La Commission européenne a proposé en février 2009 des mesures afin d’améliorer la coopération entre les autorités fiscales et douanières pour lutter contre la fraude fiscale. Sans attendre les nouvelles directives qui devaient en découler, certains États, dont la France, ont mis en application les instructions de la Commission.
I/ Le contexte
Le contexte de la mondialisation poussait à des aménagements de la coopération entre les autorités fiscales et douanières des États membres de l’Union européenne.?Il est évident que les fraudeurs tirent avantage des différents obstacles que rencontrent les administrations fiscales et douanières nationales. Il était donc essentiel que ces dernières coopèrent de manière efficace et se prêtent mutuellement assistance afin de mieux combattre la fraude fiscale. Dans ce cadre, il était crucial d’accroître la transparence grâce à des mécanismes d’échange d’informations à la fois simples et rapides. Il était notamment inacceptable que le secret bancaire en vigueur dans un État membre puisse constituer un obstacle à l’établissement correct par les autorités fiscales d’un autre État membre du montant des taxes et impôts dus par l’un des contribuables résident de ce dernier.

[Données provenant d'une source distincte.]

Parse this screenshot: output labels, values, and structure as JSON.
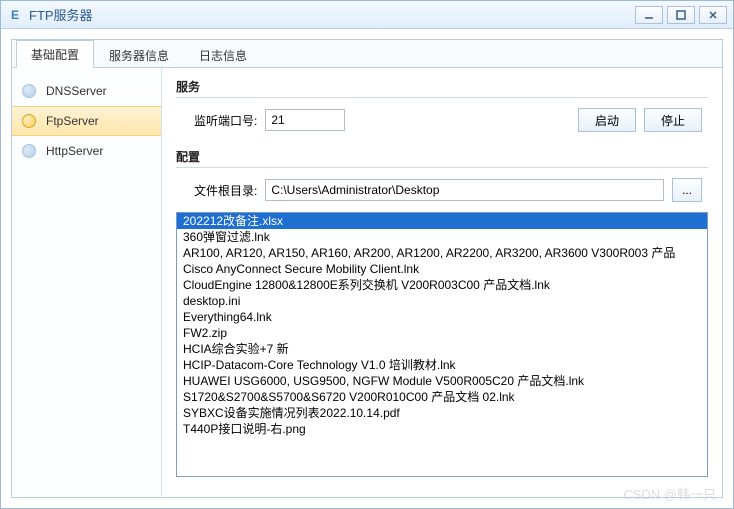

C’est ainsi que, dans le cadre de sa stratégie de lutte contre l’évasion et la fraude fiscales (document IP/06/697), la Commission européenne a adopté en février 2009 deux propositions de nouvelles directives : l’une pour améliorer la coopération en matière de fixation du montant des impôts et taxes, l’autre pour accroître l’assistance mutuelle entre les autorités fiscales et douanières des États membres. La publication des deux directives était prévue pour 2010.
Sans attendre, l’administration des douanes françaises a mis en application cette instruction dans son contrat pluriannuel de performance 2009-2011 (engagement 2).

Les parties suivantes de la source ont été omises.